Così i robot spingono il lavoro più in là

Alberto Mingardi

Parleremo del lavoro al passato? Il Presidente della Banca Mondiale Jim Yong Kim è tornato a ragionare sulla minaccia della disoccupazione tecnologica. I consulenti hanno trovato un filone aurifero nella fantascienza: continuano a vaticinare la robotizzazione di questo o quel mestiere.

 Dormono sonni tranquilli le cameriere d’albergo (difficilissimo insegnare alle macchine a rifare i letti), temono il peggio le professioni intellettuali. Jack Ma, il fondatore di Alibaba, ha esortato a insegnare ai bambini a dipingere e a suonare uno strumento musicale: «È ciò che ci rende umani». La musica è fra le più straordinarie creazioni dell’uomo, ma nessuno aveva mai pensato a Stravinskij come antidoto per la disoccupazione.

E’ curioso che molti siano pronti a immaginare iniziative straordinarie contro un problema che ancora non c’è, e pochissimi a occuparsi di una questione sempre più evidente. L’impressione diffusa è che la scuola sia in crisi un po’ in tutti i Paesi occidentali. Che gli insegnamenti non siano ben calibrati su esigenze e sensibilità contemporanee. Che ci siano difficoltà legate alle modalità di trasmissione della conoscenza (anche ma non solo perché vivere attaccati agli smartphone influisce sulla capacità di concentrazione). Che l’istruzione sia in larga misura burocratizzata, artificialmente protetta dalla concorrenza e retta da incentivi che difficilmente premiano lo sforzo e il merito dei singoli docenti. Si potrebbe continuare.

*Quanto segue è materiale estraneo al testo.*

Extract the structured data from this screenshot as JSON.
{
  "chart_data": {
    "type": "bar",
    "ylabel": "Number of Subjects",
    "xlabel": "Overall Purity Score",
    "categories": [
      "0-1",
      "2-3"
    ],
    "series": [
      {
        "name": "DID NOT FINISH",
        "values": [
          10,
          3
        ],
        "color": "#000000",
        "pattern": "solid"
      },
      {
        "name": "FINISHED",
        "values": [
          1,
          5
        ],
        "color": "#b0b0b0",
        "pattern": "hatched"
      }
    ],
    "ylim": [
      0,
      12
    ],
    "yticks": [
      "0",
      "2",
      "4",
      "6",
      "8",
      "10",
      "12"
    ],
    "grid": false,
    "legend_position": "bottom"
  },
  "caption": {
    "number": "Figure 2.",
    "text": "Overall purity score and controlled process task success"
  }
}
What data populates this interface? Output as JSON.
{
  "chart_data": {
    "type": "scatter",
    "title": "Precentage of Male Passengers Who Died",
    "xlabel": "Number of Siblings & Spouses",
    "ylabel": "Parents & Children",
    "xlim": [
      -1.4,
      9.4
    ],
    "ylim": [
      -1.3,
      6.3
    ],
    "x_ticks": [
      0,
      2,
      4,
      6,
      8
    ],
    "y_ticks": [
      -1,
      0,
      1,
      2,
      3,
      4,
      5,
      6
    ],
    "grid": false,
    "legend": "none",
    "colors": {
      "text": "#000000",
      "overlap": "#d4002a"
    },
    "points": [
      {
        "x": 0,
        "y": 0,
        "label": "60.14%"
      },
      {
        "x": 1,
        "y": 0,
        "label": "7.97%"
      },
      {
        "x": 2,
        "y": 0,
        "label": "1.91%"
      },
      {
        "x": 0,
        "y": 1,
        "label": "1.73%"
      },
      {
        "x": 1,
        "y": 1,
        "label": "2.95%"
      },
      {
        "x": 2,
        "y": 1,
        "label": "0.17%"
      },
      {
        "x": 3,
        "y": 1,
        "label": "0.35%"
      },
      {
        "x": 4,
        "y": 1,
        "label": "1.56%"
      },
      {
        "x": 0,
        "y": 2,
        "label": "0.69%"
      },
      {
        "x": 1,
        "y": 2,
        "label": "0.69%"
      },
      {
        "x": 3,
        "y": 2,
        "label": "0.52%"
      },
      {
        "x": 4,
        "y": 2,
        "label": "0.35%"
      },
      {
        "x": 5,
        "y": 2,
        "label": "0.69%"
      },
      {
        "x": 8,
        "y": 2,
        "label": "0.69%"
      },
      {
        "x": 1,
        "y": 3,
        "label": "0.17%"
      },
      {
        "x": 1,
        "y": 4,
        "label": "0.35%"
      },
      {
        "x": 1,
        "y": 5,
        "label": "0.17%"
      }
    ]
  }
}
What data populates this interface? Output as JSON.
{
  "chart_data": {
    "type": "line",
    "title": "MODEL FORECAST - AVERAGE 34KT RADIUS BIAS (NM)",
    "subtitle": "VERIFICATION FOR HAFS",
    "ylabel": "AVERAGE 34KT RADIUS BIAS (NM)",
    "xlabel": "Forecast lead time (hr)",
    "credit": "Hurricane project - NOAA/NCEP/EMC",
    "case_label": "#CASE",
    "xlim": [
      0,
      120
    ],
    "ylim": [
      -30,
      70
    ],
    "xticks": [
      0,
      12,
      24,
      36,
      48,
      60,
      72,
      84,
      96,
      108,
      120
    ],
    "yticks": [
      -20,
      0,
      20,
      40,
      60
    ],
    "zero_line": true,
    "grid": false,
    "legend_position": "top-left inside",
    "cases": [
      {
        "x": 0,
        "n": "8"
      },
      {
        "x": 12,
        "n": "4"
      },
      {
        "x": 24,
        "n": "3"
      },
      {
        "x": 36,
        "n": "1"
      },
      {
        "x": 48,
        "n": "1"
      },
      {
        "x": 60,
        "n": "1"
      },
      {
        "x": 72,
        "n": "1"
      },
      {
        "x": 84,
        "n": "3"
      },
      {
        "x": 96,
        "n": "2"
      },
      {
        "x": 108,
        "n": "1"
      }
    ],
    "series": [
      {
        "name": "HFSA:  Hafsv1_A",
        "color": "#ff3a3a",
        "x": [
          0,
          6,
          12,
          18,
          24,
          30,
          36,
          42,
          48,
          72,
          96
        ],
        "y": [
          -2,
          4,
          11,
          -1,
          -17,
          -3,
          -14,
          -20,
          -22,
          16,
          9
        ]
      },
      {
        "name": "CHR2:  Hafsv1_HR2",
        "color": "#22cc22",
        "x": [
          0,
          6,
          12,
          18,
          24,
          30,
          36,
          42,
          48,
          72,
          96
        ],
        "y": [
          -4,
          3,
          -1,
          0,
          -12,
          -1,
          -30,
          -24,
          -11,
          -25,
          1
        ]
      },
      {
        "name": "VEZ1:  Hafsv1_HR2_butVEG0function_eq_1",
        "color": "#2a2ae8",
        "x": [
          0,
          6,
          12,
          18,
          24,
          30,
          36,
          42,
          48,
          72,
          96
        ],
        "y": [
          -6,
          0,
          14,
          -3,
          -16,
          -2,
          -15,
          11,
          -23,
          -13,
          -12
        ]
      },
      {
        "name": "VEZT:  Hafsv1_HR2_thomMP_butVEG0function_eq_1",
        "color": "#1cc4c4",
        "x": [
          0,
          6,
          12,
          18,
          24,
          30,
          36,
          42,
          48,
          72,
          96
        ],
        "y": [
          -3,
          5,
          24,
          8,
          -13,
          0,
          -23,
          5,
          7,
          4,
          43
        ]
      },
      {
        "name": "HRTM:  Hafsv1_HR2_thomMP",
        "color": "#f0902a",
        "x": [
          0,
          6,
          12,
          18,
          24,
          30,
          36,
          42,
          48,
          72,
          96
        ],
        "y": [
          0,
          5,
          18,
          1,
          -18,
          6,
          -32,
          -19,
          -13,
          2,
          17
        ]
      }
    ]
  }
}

Statene certi: nel futuro del lavoro, come nel suo presente, non mancheranno i problemi. Una scuola che funziona meglio potrebbe aiutare a risolverli.

Quali sono le alternative? Separare lavoro e pane, con il reddito di cittadinanza? Rallentare l’innovazione (cosa che alla politica riesce benissimo, anche senza volerlo)?

 

Dimentichiamo sempre che il miglioramento delle condizioni di vita delle persone è stato reso possibile dall’incremento del prodotto per ora lavorata, frutto del progresso tecnologico, e senza il quale non ci sarebbe stata alcuna crescita dei salari.

 

Una delle caratteristiche dell’innovazione tecnologica è proprio quella di rendere obsoleti alcuni mestieri. Il telefono mise fuori mercato i telegrafisti. Il computer ha mandato in pensione le dattilografe. Una volta le chiamate interurbane passavano per l’intervento di un plotone di centralinisti: con la teleselezione «integrale», negli Anni Settanta, ciascuno poteva finalmente telefonare ovunque sul territorio nazionale senza l’intervento di un addetto.

 

Scoperte e invenzioni cambiano anche l’organizzazione del lavoro. La fabbrica e l’ufficio non sono realtà «naturali». Come ha spiegato Joel Mokyr («I doni di Atena», Il Mulino), essi nacquero proprio perché le tecniche di produzione erano diventate più complesse e avevano bisogno del coordinamento di diverse competenze. Nell’800, ciò significava il controllo e la supervisione diretta: la fabbrica. Già oggi, in molti settori, la prossimità fisica è sempre meno rilevante.

I produttori di «scenari» sembrano ragionare come se la tecnologia andasse avanti da sola. Come se non dipendesse dalle idee degli esseri umani. Come se essa non riflettesse la conoscenza sempre più precisa dei fenomeni naturali e delle loro regolarità (la «scienza»), che a sua volta ci conduce a capire come sfruttarli a nostro vantaggio.

LA STAMPA

 

Siamo terrorizzati quando pensiamo a 7 miliardi di bocche da sfamare, ma dimentichiamo che sono anche 7 miliardi di teste. «Progresso» è tutto quel che può accadere grazie al loro contributo. Certo diventa ogni giorno più difficile, se li convinciamo che sono vittime predestinate della tecnologia, e non protagonisti dell’economia della conoscenza.